One of the great things about gardening, especially with a front yard garden, is that in addition to being able to work outdoors and feel the sun on my neck, I get to meet and chat with neighbors. On Good Friday I met two of my younger neighbors who were intrigued in equal measure by me working in the dirt and our cat Purrfect supervising my labors. Today the young man stopped by to say hello, and having learned he's a hockey player, I offered him our street hockey equipment, which sadly gets no more use. He rode off on his bike to check with his mom, and when he arrived saying he had her permission, I walked up to their house with half a dozen street hockey sticks and a goalie stick and met his mom.

It's not Mayberry, R.F.D., but it's a far sight better than A Clockwork Orange.

Wednesday, August 03, 2011

Knowledge is knowing a tomato is a fruit; Wisdom is not putting it in a fruit salad.

from my friend Theresa

Tuesday, August 02, 2011

Consumer Food and Real Food

Much of the food that much of the population eats, even when billed as "Home Cooking", is really industrial food, and the way it is prepared and presented often is influenced more by how this can be done more cheaply for the manufacturer and how it positions the manufacturer vis-a-vis its competitors.

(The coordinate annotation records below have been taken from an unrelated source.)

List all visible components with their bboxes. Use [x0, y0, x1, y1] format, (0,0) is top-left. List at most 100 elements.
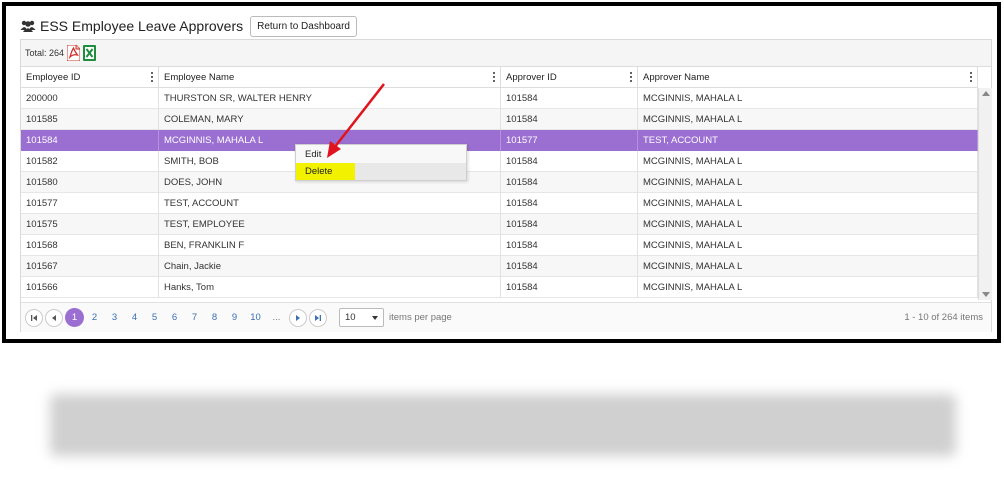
cell-employee-id: 101566 — [21, 277, 159, 298]
cell-employee-id: 101575 — [21, 214, 159, 235]
excel-export-icon[interactable] — [83, 45, 97, 61]
page-button[interactable]: 4 — [125, 308, 144, 327]
cell-employee-name: BEN, FRANKLIN F — [159, 235, 501, 256]
table-row[interactable]: 101568 BEN, FRANKLIN F 101584 MCGINNIS, … — [21, 235, 978, 256]
cell-approver-id: 101584 — [501, 193, 638, 214]
prev-page-icon — [52, 314, 56, 321]
cell-approver-id: 101584 — [501, 214, 638, 235]
next-page-icon — [296, 314, 300, 321]
column-header-employee-id[interactable]: Employee ID — [21, 67, 159, 88]
grid-header: Employee ID Employee Name Approver ID Ap… — [21, 67, 978, 88]
pager-range-info: 1 - 10 of 264 items — [904, 312, 983, 323]
table-row-selected[interactable]: 101584 MCGINNIS, MAHALA L 101577 TEST, A… — [21, 130, 978, 151]
last-page-button[interactable] — [309, 308, 327, 327]
cell-employee-id: 101580 — [21, 172, 159, 193]
cell-approver-name: MCGINNIS, MAHALA L — [638, 214, 978, 235]
approvers-grid: Total: 264 Employee ID Employee Name App… — [20, 39, 992, 332]
cell-approver-id: 101584 — [501, 235, 638, 256]
page-button[interactable]: 2 — [85, 308, 104, 327]
row-context-menu: Edit Delete — [295, 144, 467, 181]
column-header-label: Approver ID — [506, 72, 557, 83]
column-header-employee-name[interactable]: Employee Name — [159, 67, 501, 88]
last-page-icon — [315, 314, 321, 321]
column-header-label: Approver Name — [643, 72, 710, 83]
table-row[interactable]: 101585 COLEMAN, MARY 101584 MCGINNIS, MA… — [21, 109, 978, 130]
cell-employee-name: COLEMAN, MARY — [159, 109, 501, 130]
context-menu-edit[interactable]: Edit — [296, 146, 466, 163]
page-size-select[interactable]: 10 — [339, 308, 384, 327]
pdf-export-icon[interactable] — [67, 45, 81, 61]
scroll-down-icon[interactable] — [982, 292, 990, 297]
prev-page-button[interactable] — [45, 308, 63, 327]
blurred-region — [50, 394, 956, 456]
column-header-label: Employee Name — [164, 72, 235, 83]
vertical-scrollbar[interactable] — [978, 88, 992, 300]
page-button[interactable]: 5 — [145, 308, 164, 327]
screenshot-frame: ESS Employee Leave Approvers Return to D… — [2, 2, 1001, 343]
table-row[interactable]: 101566 Hanks, Tom 101584 MCGINNIS, MAHAL… — [21, 277, 978, 298]
column-header-approver-id[interactable]: Approver ID — [501, 67, 638, 88]
page-button[interactable]: 10 — [245, 308, 266, 327]
cell-approver-name: TEST, ACCOUNT — [638, 130, 978, 151]
cell-approver-id: 101584 — [501, 151, 638, 172]
page-button[interactable]: 3 — [105, 308, 124, 327]
users-icon — [20, 20, 36, 32]
first-page-icon — [31, 314, 37, 321]
chevron-down-icon — [372, 316, 378, 320]
cell-approver-id: 101584 — [501, 109, 638, 130]
cell-employee-id: 101582 — [21, 151, 159, 172]
page-size-value: 10 — [345, 312, 356, 323]
table-row[interactable]: 101575 TEST, EMPLOYEE 101584 MCGINNIS, M… — [21, 214, 978, 235]
cell-employee-name: Hanks, Tom — [159, 277, 501, 298]
table-row[interactable]: 101567 Chain, Jackie 101584 MCGINNIS, MA… — [21, 256, 978, 277]
column-menu-icon[interactable] — [151, 72, 154, 83]
cell-approver-name: MCGINNIS, MAHALA L — [638, 109, 978, 130]
context-menu-delete[interactable]: Delete — [296, 163, 466, 180]
cell-employee-id: 101584 — [21, 130, 159, 151]
table-row[interactable]: 101582 SMITH, BOB 101584 MCGINNIS, MAHAL… — [21, 151, 978, 172]
column-menu-icon[interactable] — [493, 72, 496, 83]
pagination-bar: 1 2 3 4 5 6 7 8 9 10 ... 10 items per pa… — [21, 302, 991, 332]
cell-approver-name: MCGINNIS, MAHALA L — [638, 88, 978, 109]
cell-employee-name: Chain, Jackie — [159, 256, 501, 277]
page-button[interactable]: 1 — [65, 308, 84, 327]
grid-body: 200000 THURSTON SR, WALTER HENRY 101584 … — [21, 88, 978, 300]
items-per-page-label: items per page — [389, 312, 452, 323]
cell-employee-id: 101577 — [21, 193, 159, 214]
scroll-up-icon[interactable] — [982, 91, 990, 96]
cell-approver-id: 101584 — [501, 256, 638, 277]
cell-approver-id: 101584 — [501, 88, 638, 109]
total-count: Total: 264 — [25, 48, 65, 58]
page-button[interactable]: 8 — [205, 308, 224, 327]
first-page-button[interactable] — [25, 308, 43, 327]
table-row[interactable]: 101577 TEST, ACCOUNT 101584 MCGINNIS, MA… — [21, 193, 978, 214]
page-button[interactable]: 9 — [225, 308, 244, 327]
return-to-dashboard-button[interactable]: Return to Dashboard — [250, 15, 357, 37]
cell-approver-name: MCGINNIS, MAHALA L — [638, 235, 978, 256]
page-header: ESS Employee Leave Approvers Return to D… — [20, 14, 357, 38]
cell-employee-id: 101567 — [21, 256, 159, 277]
cell-approver-name: MCGINNIS, MAHALA L — [638, 193, 978, 214]
grid-toolbar: Total: 264 — [21, 40, 991, 67]
table-row[interactable]: 101580 DOES, JOHN 101584 MCGINNIS, MAHAL… — [21, 172, 978, 193]
table-row[interactable]: 200000 THURSTON SR, WALTER HENRY 101584 … — [21, 88, 978, 109]
cell-employee-name: TEST, EMPLOYEE — [159, 214, 501, 235]
column-menu-icon[interactable] — [970, 72, 973, 83]
context-menu-delete-label: Delete — [305, 166, 333, 177]
column-header-label: Employee ID — [26, 72, 81, 83]
cell-approver-name: MCGINNIS, MAHALA L — [638, 151, 978, 172]
next-page-button[interactable] — [289, 308, 307, 327]
cell-employee-id: 200000 — [21, 88, 159, 109]
page-button[interactable]: 7 — [185, 308, 204, 327]
cell-approver-name: MCGINNIS, MAHALA L — [638, 256, 978, 277]
more-pages-button[interactable]: ... — [267, 308, 286, 327]
cell-approver-id: 101584 — [501, 172, 638, 193]
column-menu-icon[interactable] — [630, 72, 633, 83]
cell-approver-name: MCGINNIS, MAHALA L — [638, 277, 978, 298]
cell-employee-name: THURSTON SR, WALTER HENRY — [159, 88, 501, 109]
cell-approver-id: 101584 — [501, 277, 638, 298]
page-button[interactable]: 6 — [165, 308, 184, 327]
cell-employee-id: 101585 — [21, 109, 159, 130]
page-title: ESS Employee Leave Approvers — [40, 18, 244, 34]
column-header-approver-name[interactable]: Approver Name — [638, 67, 978, 88]
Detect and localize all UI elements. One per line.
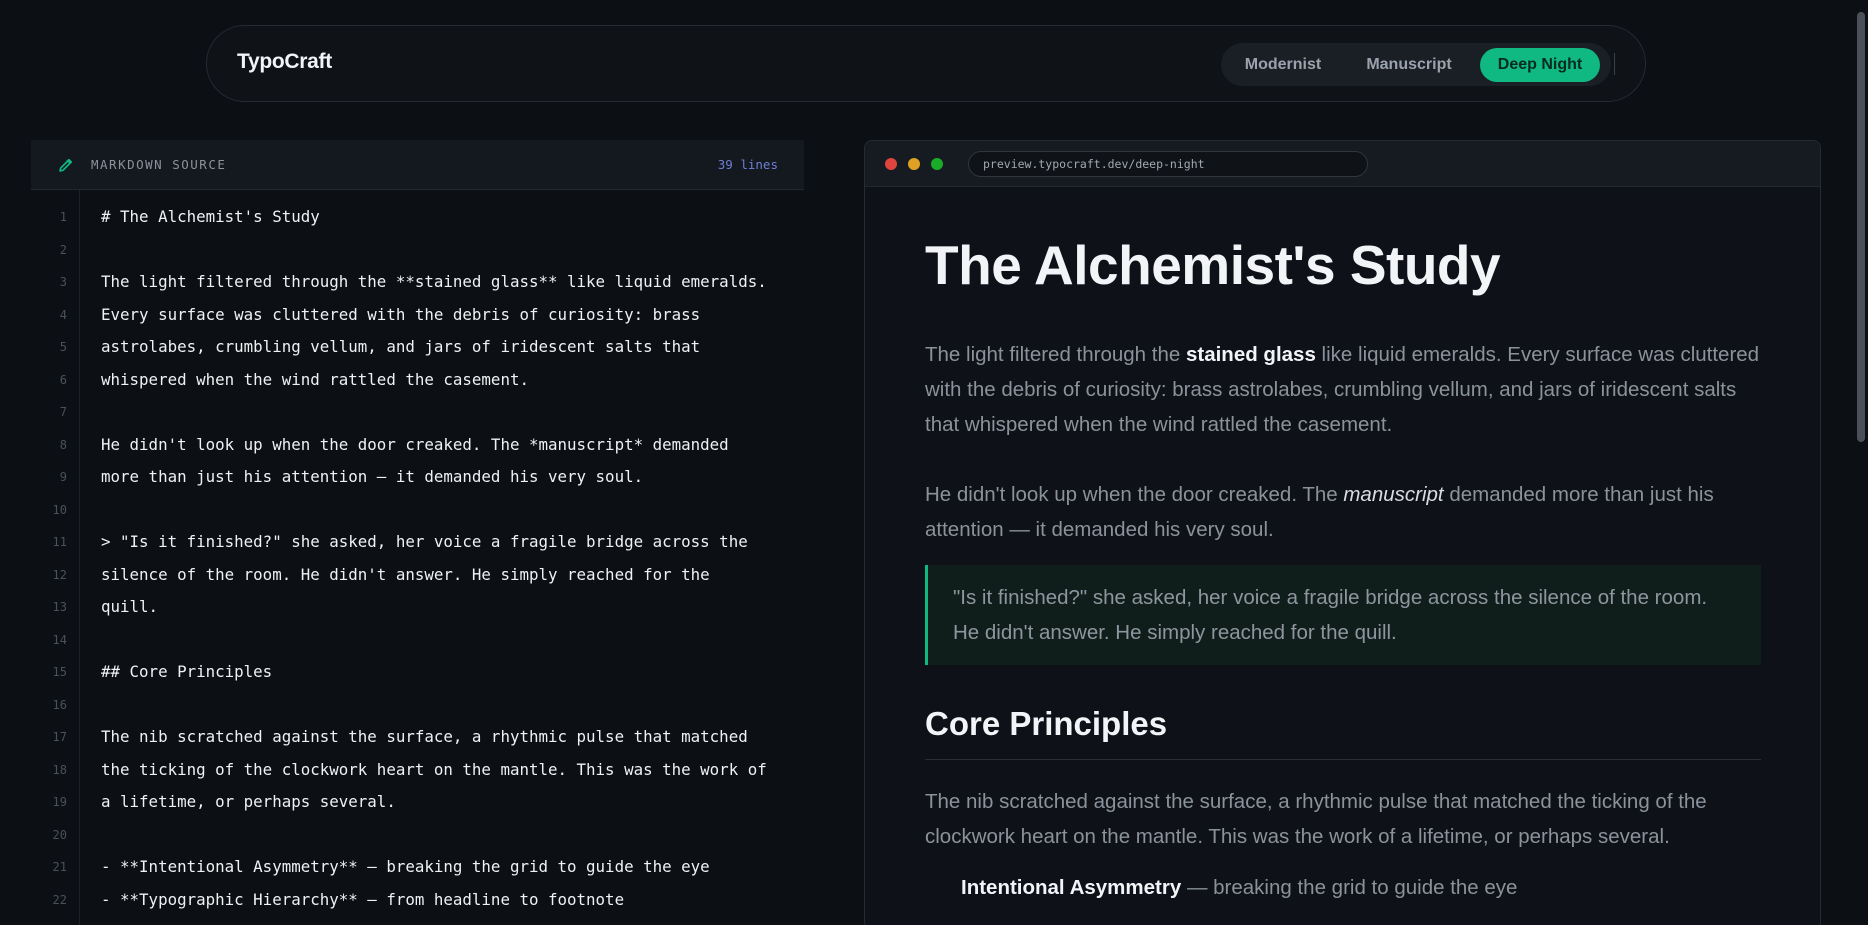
- code-line[interactable]: 11 > "Is it finished?" she asked, her voi…: [31, 527, 804, 560]
- line-text: a lifetime, or perhaps several.: [101, 792, 396, 811]
- code-line[interactable]: 19 a lifetime, or perhaps several.: [31, 787, 804, 820]
- bold-text: Intentional Asymmetry: [961, 876, 1182, 899]
- close-dot-icon[interactable]: [885, 158, 897, 170]
- code-area[interactable]: 1 # The Alchemist's Study 2 3 The light filt…: [31, 190, 804, 925]
- code-line[interactable]: 14: [31, 625, 804, 658]
- line-text: quill.: [101, 597, 159, 616]
- line-number: 7: [59, 405, 67, 419]
- line-text: astrolabes, crumbling vellum, and jars o…: [101, 337, 701, 356]
- code-line[interactable]: 9 more than just his attention — it deman…: [31, 462, 804, 495]
- line-text: He didn't look up when the door creaked.…: [101, 434, 729, 454]
- line-number: 18: [52, 762, 67, 777]
- scroll-thumb[interactable]: [1857, 12, 1865, 442]
- code-line[interactable]: 2: [31, 235, 804, 268]
- text: He didn't look up when the door creaked.…: [925, 483, 1344, 506]
- markdown-editor: MARKDOWN SOURCE 39 lines 1 # The Alchemis…: [31, 140, 804, 925]
- theme-manuscript-button[interactable]: Manuscript: [1349, 48, 1469, 82]
- preview-titlebar: preview.typocraft.dev/deep-night: [865, 141, 1820, 187]
- code-line[interactable]: 10: [31, 495, 804, 528]
- line-number: 20: [52, 827, 67, 842]
- bold-text: stained glass: [1185, 343, 1316, 366]
- page-title: The Alchemist's Study: [925, 234, 1501, 296]
- code-line[interactable]: 7: [31, 397, 804, 430]
- code-line[interactable]: 1 # The Alchemist's Study: [31, 202, 804, 235]
- line-number: 15: [52, 665, 67, 679]
- line-number: 17: [52, 730, 67, 744]
- code-line[interactable]: 21 - **Intentional Asymmetry** — breaking…: [31, 852, 804, 885]
- section-heading: Core Principles: [925, 705, 1761, 760]
- line-text: - **Intentional Asymmetry** — breaking t…: [101, 857, 710, 876]
- line-number: 8: [59, 437, 67, 452]
- paragraph: The nib scratched against the surface, a…: [925, 790, 1707, 848]
- code-line[interactable]: 4 Every surface was cluttered with the de…: [31, 300, 804, 333]
- address-bar[interactable]: preview.typocraft.dev/deep-night: [968, 151, 1368, 177]
- theme-switcher: Modernist Manuscript Deep Night: [1221, 43, 1611, 86]
- line-number: 5: [59, 340, 67, 354]
- line-text: ## Core Principles: [101, 662, 273, 681]
- logo[interactable]: TypoCraft: [237, 50, 332, 74]
- line-text: The nib scratched against the surface, a…: [101, 727, 748, 746]
- line-text: silence of the room. He didn't answer. H…: [101, 564, 710, 584]
- line-number: 13: [52, 600, 67, 614]
- editor-title: MARKDOWN SOURCE: [91, 157, 227, 172]
- line-number: 4: [59, 307, 67, 322]
- italic-text: manuscript: [1343, 483, 1444, 506]
- code-line[interactable]: 13 quill.: [31, 592, 804, 625]
- line-text: > "Is it finished?" she asked, her voice…: [101, 532, 748, 551]
- line-number: 16: [52, 697, 67, 712]
- code-line[interactable]: 22 - **Typographic Hierarchy** — from hea…: [31, 885, 804, 918]
- maximize-dot-icon[interactable]: [931, 158, 943, 170]
- text: The light filtered through the: [925, 343, 1186, 366]
- code-line[interactable]: 17 The nib scratched against the surface,…: [31, 722, 804, 755]
- top-nav: TypoCraft Modernist Manuscript Deep Nigh…: [206, 25, 1646, 102]
- code-line[interactable]: 20: [31, 820, 804, 853]
- preview-window: preview.typocraft.dev/deep-night The Alc…: [864, 140, 1821, 925]
- line-number: 14: [52, 632, 67, 647]
- line-text: more than just his attention — it demand…: [101, 467, 644, 486]
- code-line[interactable]: 16: [31, 690, 804, 723]
- line-text: The light filtered through the **stained…: [101, 272, 767, 291]
- line-number: 1: [59, 210, 67, 224]
- line-text: whispered when the wind rattled the case…: [101, 369, 529, 389]
- line-text: - **Typographic Hierarchy** — from headl…: [101, 889, 625, 909]
- paragraph: He didn't look up when the door creaked.…: [925, 477, 1761, 547]
- line-number: 3: [59, 275, 67, 289]
- line-number: 2: [59, 242, 67, 257]
- list-item: Intentional Asymmetry — breaking the gri…: [961, 876, 1517, 900]
- line-number: 12: [52, 567, 67, 582]
- divider: [1614, 53, 1615, 75]
- line-number: 11: [52, 535, 67, 549]
- line-count: 39 lines: [717, 157, 778, 172]
- line-number: 10: [52, 502, 67, 517]
- line-number: 19: [52, 795, 67, 809]
- code-line[interactable]: 5 astrolabes, crumbling vellum, and jars …: [31, 332, 804, 365]
- line-text: # The Alchemist's Study: [101, 207, 320, 226]
- theme-deep-night-button[interactable]: Deep Night: [1480, 48, 1600, 82]
- line-number: 21: [52, 860, 67, 874]
- pencil-icon: [59, 158, 73, 172]
- line-number: 22: [52, 892, 67, 907]
- line-text: Every surface was cluttered with the deb…: [101, 304, 701, 324]
- code-line[interactable]: 12 silence of the room. He didn't answer.…: [31, 560, 804, 593]
- minimize-dot-icon[interactable]: [908, 158, 920, 170]
- editor-header: MARKDOWN SOURCE 39 lines: [31, 140, 804, 190]
- theme-modernist-button[interactable]: Modernist: [1231, 48, 1335, 82]
- page-scrollbar[interactable]: [1854, 0, 1868, 925]
- line-number: 6: [59, 372, 67, 387]
- blockquote: "Is it finished?" she asked, her voice a…: [925, 565, 1761, 665]
- paragraph: The light filtered through the stained g…: [925, 337, 1761, 442]
- code-line[interactable]: 8 He didn't look up when the door creaked…: [31, 430, 804, 463]
- text: — breaking the grid to guide the eye: [1181, 876, 1518, 899]
- code-line[interactable]: 6 whispered when the wind rattled the cas…: [31, 365, 804, 398]
- code-line[interactable]: 15 ## Core Principles: [31, 657, 804, 690]
- line-number: 9: [59, 470, 67, 484]
- code-line[interactable]: 3 The light filtered through the **staine…: [31, 267, 804, 300]
- code-line[interactable]: 18 the ticking of the clockwork heart on …: [31, 755, 804, 788]
- line-text: the ticking of the clockwork heart on th…: [101, 759, 767, 779]
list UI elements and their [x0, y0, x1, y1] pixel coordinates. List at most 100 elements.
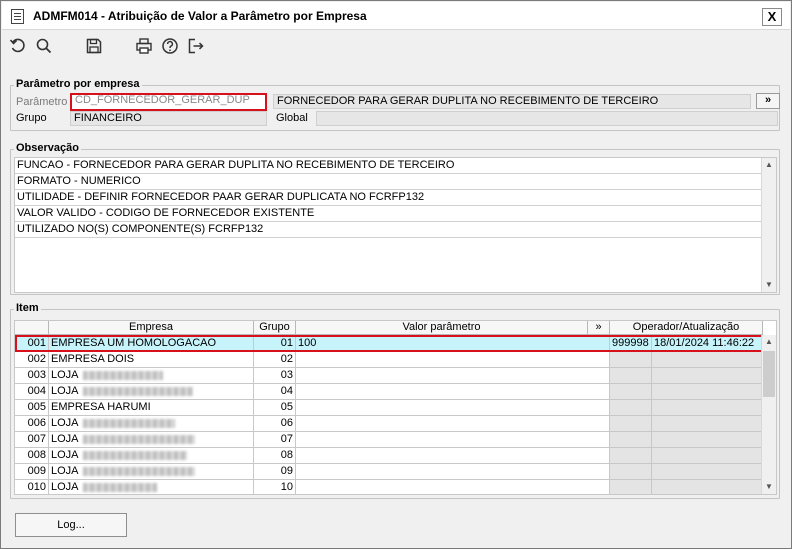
cell-operador	[610, 416, 652, 432]
redacted-name	[82, 466, 195, 476]
cell-valor[interactable]	[296, 400, 610, 416]
cell-codigo: 004	[15, 384, 49, 400]
help-button[interactable]	[161, 37, 181, 57]
cell-valor[interactable]	[296, 384, 610, 400]
print-button[interactable]	[135, 37, 155, 57]
redacted-name	[82, 434, 195, 444]
search-button[interactable]	[35, 37, 55, 57]
observacao-line: UTILIZADO NO(S) COMPONENTE(S) FCRFP132	[15, 222, 763, 238]
header-more-button[interactable]: »	[588, 321, 610, 335]
grupo-field: FINANCEIRO	[70, 111, 267, 126]
cell-valor[interactable]	[296, 464, 610, 480]
scroll-down-icon[interactable]: ▼	[762, 480, 776, 494]
codigo-text: 010	[27, 481, 46, 493]
header-valor[interactable]: Valor parâmetro	[296, 321, 588, 335]
table-row[interactable]: 006 LOJA 06	[15, 416, 763, 432]
table-row[interactable]: 008 LOJA 08	[15, 448, 763, 464]
parametro-group: Parâmetro por empresa Parâmetro CD_FORNE…	[10, 78, 780, 131]
cell-valor[interactable]	[296, 416, 610, 432]
log-button[interactable]: Log...	[15, 513, 127, 537]
table-row[interactable]: 010 LOJA 10	[15, 480, 763, 494]
cell-empresa: EMPRESA UM HOMOLOGACAO	[49, 336, 254, 352]
empresa-text: EMPRESA DOIS	[51, 353, 135, 365]
cell-operador: 999998	[610, 336, 652, 352]
header-empresa[interactable]: Empresa	[49, 321, 254, 335]
observacao-group: Observação FUNCAO - FORNECEDOR PARA GERA…	[10, 142, 780, 295]
cell-operador	[610, 480, 652, 494]
global-label: Global	[276, 112, 308, 124]
table-row[interactable]: 009 LOJA 09	[15, 464, 763, 480]
cell-codigo: 009	[15, 464, 49, 480]
scroll-up-icon[interactable]: ▲	[762, 335, 776, 349]
codigo-text: 009	[27, 465, 46, 477]
table-row[interactable]: 003 LOJA 03	[15, 368, 763, 384]
parametro-more-button[interactable]: »	[756, 93, 780, 109]
codigo-text: 004	[27, 385, 46, 397]
cell-valor[interactable]	[296, 368, 610, 384]
empresa-text: LOJA	[51, 369, 79, 381]
cell-operador	[610, 464, 652, 480]
table-row[interactable]: 002 EMPRESA DOIS 02	[15, 352, 763, 368]
empresa-text: LOJA	[51, 465, 79, 477]
header-operador[interactable]: Operador/Atualização	[610, 321, 763, 335]
redacted-name	[82, 370, 163, 380]
cell-codigo: 003	[15, 368, 49, 384]
grupo-text: 02	[280, 353, 293, 365]
grupo-text: 06	[280, 417, 293, 429]
item-scrollbar[interactable]: ▲ ▼	[761, 335, 776, 494]
cell-grupo: 02	[254, 352, 296, 368]
atualizacao-text: 18/01/2024 11:46:22	[654, 337, 755, 349]
save-button[interactable]	[85, 37, 105, 57]
cell-valor[interactable]: 100	[296, 336, 610, 352]
close-button[interactable]: X	[762, 8, 782, 26]
table-row[interactable]: 001 EMPRESA UM HOMOLOGACAO 01 100 999998 18/0…	[15, 336, 763, 352]
scroll-thumb[interactable]	[763, 351, 775, 397]
cell-grupo: 09	[254, 464, 296, 480]
cell-atualizacao	[652, 416, 763, 432]
observacao-line: FORMATO - NUMERICO	[15, 174, 763, 190]
window-title: ADMFM014 - Atribuição de Valor a Parâmet…	[33, 9, 367, 23]
cell-valor[interactable]	[296, 432, 610, 448]
codigo-text: 003	[27, 369, 46, 381]
exit-button[interactable]	[187, 37, 207, 57]
grupo-text: 01	[280, 337, 293, 349]
cell-atualizacao	[652, 368, 763, 384]
cell-grupo: 10	[254, 480, 296, 494]
cell-grupo: 03	[254, 368, 296, 384]
cell-operador	[610, 432, 652, 448]
cell-operador	[610, 448, 652, 464]
table-row[interactable]: 007 LOJA 07	[15, 432, 763, 448]
observacao-list[interactable]: FUNCAO - FORNECEDOR PARA GERAR DUPLITA N…	[14, 157, 777, 293]
codigo-text: 006	[27, 417, 46, 429]
cell-valor[interactable]	[296, 448, 610, 464]
save-icon	[86, 38, 102, 54]
undo-button[interactable]	[9, 37, 29, 57]
title-bar: ADMFM014 - Atribuição de Valor a Parâmet…	[2, 2, 790, 30]
cell-codigo: 002	[15, 352, 49, 368]
observacao-line: UTILIDADE - DEFINIR FORNECEDOR PAAR GERA…	[15, 190, 763, 206]
cell-empresa: LOJA	[49, 464, 254, 480]
cell-codigo: 007	[15, 432, 49, 448]
table-row[interactable]: 004 LOJA 04	[15, 384, 763, 400]
operador-text: 999998	[612, 337, 649, 349]
cell-codigo: 008	[15, 448, 49, 464]
empresa-text: EMPRESA UM HOMOLOGACAO	[51, 337, 217, 349]
table-row[interactable]: 005 EMPRESA HARUMI 05	[15, 400, 763, 416]
cell-atualizacao	[652, 480, 763, 494]
redacted-name	[82, 450, 187, 460]
cell-grupo: 08	[254, 448, 296, 464]
scroll-down-icon[interactable]: ▼	[762, 278, 776, 292]
cell-grupo: 01	[254, 336, 296, 352]
cell-valor[interactable]	[296, 352, 610, 368]
cell-empresa: LOJA	[49, 368, 254, 384]
observacao-scrollbar[interactable]: ▲ ▼	[761, 158, 776, 292]
parametro-input[interactable]: CD_FORNECEDOR_GERAR_DUP	[70, 93, 267, 111]
cell-valor[interactable]	[296, 480, 610, 494]
header-grupo[interactable]: Grupo	[254, 321, 296, 335]
scroll-up-icon[interactable]: ▲	[762, 158, 776, 172]
cell-grupo: 06	[254, 416, 296, 432]
cell-atualizacao	[652, 448, 763, 464]
search-icon	[36, 38, 52, 54]
parametro-label: Parâmetro	[16, 96, 68, 108]
cell-atualizacao	[652, 432, 763, 448]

This competitive aspect leads to a homogenization of products; if products are very different, it's harder to compare them. A recently published article in The Washington Post makes this point about clam chowder:

Who put the flouwah in my chowdah? The thick and thin of consumer conformity
by Steven Pearlstein

One of my earliest childhood memories is sitting barefoot and shirtless on a stool at a lunch counter a block from the beach in Ogunquit, Maine, gulping down a bowl of clam chowder.

There was nothing particularly special about the chowder — it was pretty much like what you would have found anywhere along the New England seacoast: a generous mound of potatoes, onions and clams sitting in a broth of briny clam juice and whole milk. As often as not, there would be butter and paprika floating on the surface, with a few grains of sand sitting harmlessly at the bottom of the bowl.

Half a century later, however, a summer visitor to New England is hard-pressed to find such authentic chowder. Although omnipresent on menu boards in restaurants and seaside shacks, what passes for clam chowder now is most often a bowl of flour-thickened gruel in which tiny bits of chopped sea clams and overcooked potatoes wallow...
read the rest at The Washington Post.


Similarly, the way food is served is influenced by these financial and business interests. What is a meal? Well, it is a meat, a starch, and a vegetable, as if even in adulthood we were all eating off a divided plate or a TV dinner tray. Of course, a meal can be much more than that, in any number of different dishes; but by conforming our own table to the advertised format, we are easier to sell to. Dare I say, manipulated.

Last night's dinner was black bean empanadas with three different salsas and guacamole. It was delicious, nutritious and filling! Only one of the salsas (the tomato one) was purchased; Laurie made the watermelon salsa and the mango/cucumber salsa, and I made the guacamole. Some of the ingredients were from our garden, which right now has a lot more to do with determining what we're cooking and preparing for dinner than ads or newspaper features. Which has a certain rightness to it, no?